Яркий свет высветлил стену над кроватью, протянув раскосые лучи от окна. Евсюков приподнял голову, сощурился — в голове потемнело, и в следующую минуту понял: где-то над сопками сквозь туман пробилось солнце. Он не удивился, что лежит, но долго думал: когда, в котором часу он опять лег? От печки не веяло теплом, пахнущим сажей, кастрюля с супом, тарелки на столе тошно проквасили воздух. В щель между косяком и дверью сочилась морось, под мешком расползлась лужица, и кажется, кто-то входил, топтался у порога.

«Надо встать, пойти… Куда?.. Встать, пойти…»
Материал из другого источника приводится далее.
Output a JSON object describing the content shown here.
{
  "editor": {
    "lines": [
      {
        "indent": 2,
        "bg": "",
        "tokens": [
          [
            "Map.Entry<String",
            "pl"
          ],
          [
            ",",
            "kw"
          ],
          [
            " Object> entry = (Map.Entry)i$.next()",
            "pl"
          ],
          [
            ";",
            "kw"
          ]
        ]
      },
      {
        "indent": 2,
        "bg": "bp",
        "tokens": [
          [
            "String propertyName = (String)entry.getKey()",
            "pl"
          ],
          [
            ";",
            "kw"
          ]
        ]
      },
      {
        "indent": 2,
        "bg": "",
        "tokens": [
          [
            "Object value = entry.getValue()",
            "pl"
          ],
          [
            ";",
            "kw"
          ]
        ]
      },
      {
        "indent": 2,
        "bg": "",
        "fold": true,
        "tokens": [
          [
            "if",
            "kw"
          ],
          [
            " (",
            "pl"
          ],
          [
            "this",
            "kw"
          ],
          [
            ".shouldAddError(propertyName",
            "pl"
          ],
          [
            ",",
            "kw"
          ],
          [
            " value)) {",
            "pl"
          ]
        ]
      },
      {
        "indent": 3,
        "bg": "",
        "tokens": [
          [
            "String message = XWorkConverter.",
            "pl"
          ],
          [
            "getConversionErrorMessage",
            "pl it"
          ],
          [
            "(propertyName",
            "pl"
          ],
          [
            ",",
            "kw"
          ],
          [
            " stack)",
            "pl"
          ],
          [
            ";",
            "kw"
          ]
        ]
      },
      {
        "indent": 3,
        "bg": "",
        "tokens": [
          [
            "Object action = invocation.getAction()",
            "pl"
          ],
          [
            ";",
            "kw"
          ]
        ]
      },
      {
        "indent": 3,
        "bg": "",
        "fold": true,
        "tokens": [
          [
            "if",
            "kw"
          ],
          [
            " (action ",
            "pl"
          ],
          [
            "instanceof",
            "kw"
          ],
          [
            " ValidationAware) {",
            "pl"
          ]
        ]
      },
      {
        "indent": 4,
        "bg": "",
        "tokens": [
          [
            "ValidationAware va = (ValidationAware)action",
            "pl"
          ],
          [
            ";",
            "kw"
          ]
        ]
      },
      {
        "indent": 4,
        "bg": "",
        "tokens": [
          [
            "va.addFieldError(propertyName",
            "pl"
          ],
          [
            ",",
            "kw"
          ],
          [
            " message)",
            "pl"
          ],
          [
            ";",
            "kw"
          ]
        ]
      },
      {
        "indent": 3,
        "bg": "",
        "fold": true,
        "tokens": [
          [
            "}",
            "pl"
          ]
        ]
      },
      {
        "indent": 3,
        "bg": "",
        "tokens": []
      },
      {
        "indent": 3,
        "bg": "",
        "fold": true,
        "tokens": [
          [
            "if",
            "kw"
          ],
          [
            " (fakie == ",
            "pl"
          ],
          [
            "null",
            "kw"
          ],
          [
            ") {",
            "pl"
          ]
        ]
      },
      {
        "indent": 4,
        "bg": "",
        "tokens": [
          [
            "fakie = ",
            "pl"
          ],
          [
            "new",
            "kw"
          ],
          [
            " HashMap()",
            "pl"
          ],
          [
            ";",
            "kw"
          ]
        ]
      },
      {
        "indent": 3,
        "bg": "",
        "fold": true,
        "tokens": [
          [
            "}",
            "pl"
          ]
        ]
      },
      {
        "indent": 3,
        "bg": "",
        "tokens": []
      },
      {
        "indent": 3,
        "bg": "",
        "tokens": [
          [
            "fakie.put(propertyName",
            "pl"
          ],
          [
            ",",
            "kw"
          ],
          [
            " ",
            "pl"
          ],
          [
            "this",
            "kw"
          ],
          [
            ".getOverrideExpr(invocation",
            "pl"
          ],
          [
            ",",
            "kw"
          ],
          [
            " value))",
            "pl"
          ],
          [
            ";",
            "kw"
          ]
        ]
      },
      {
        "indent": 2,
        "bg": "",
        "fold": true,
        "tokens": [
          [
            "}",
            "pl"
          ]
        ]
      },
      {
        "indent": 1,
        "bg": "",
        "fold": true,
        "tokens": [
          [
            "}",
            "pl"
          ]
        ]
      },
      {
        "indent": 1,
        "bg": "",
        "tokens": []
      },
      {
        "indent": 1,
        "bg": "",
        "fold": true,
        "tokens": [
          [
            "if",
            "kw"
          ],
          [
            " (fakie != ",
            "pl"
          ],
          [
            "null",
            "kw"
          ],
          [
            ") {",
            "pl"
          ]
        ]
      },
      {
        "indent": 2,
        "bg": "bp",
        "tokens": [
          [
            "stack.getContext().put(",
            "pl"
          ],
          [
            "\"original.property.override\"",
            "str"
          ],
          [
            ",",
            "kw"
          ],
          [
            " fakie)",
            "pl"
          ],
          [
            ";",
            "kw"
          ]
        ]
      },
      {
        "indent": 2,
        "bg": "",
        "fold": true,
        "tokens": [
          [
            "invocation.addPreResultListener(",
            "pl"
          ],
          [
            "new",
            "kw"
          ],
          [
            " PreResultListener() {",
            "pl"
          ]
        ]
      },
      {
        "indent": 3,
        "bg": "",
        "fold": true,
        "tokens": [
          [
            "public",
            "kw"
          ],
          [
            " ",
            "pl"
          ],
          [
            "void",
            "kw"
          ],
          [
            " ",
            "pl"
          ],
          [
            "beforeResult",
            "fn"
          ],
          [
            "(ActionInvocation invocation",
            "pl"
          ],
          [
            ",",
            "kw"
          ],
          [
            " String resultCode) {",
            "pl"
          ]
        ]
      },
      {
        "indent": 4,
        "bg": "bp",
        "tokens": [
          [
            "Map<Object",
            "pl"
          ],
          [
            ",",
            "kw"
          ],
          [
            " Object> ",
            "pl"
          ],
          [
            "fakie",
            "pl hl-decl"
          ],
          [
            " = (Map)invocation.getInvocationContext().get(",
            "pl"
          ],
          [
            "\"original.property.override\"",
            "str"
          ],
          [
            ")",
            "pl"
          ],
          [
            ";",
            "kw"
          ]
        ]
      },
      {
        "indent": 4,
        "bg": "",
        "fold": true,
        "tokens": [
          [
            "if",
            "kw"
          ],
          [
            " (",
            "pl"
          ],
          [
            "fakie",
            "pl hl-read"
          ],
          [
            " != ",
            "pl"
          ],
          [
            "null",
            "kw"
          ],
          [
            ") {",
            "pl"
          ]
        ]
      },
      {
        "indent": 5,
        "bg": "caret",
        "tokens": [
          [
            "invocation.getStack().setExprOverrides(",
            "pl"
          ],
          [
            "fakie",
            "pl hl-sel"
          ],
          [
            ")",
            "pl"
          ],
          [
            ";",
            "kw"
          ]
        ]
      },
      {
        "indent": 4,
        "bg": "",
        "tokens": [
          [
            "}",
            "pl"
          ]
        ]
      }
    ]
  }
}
Встал, пошел. На дворе, на метеоплощадке, над ближними лиственницами клубился туман, будто его подогрели снизу и он превращался теперь в облачный пар. Лучи подсвечивали белую пену, желтили, розоватили, и, падая в ущелья, в пропасти меж черными камнями обрывов, где-то там, глубоко внизу, вызванивали волнами моря.

Евсюков тряхнул головой, подставил ее солнцу. Беглое тепло коснулось лица, согрело глазницы, как бы наполнив их теплой водой. Но туман под черепом остался — тот прежний, глухой, с моросью. Евсюков больно потер пальцами виски, чуть стукнул кулаком по лбу. Туман, просветлев, тут же сомкнулся в глубине глаз.

«Я пойду… Это просто так… От плохой погоды…»

Он стоял на первой ступеньке Людиной лестницы, смотрел вниз. Гудела, билась о камни речка. За ней, на другой стороне склона, шевелился в елях лишайник — сквозь хлопья живого пара, — отогревался таежный космач. Справа, на твердом уступе, то четко виднелась, то затуманивалась могила Люды: цинковая пирамидка, звезда — капля крови. И кажется, пляшет, вьется над холмиком призрачная, как прохладный парок, душа Люды. А вот и сама Люда… Она вся в белом, легком, только волосы чуть темнеют… И глаза большие, впадинами. Жаль, не видно, какого они цвета. Говорили, что она маленькая, — она высокая, руки тонкие, опущены вдоль платья… Шея тонкая… Вроде она улыбается… И вся колеблется, словно отражение в неспокойной воде.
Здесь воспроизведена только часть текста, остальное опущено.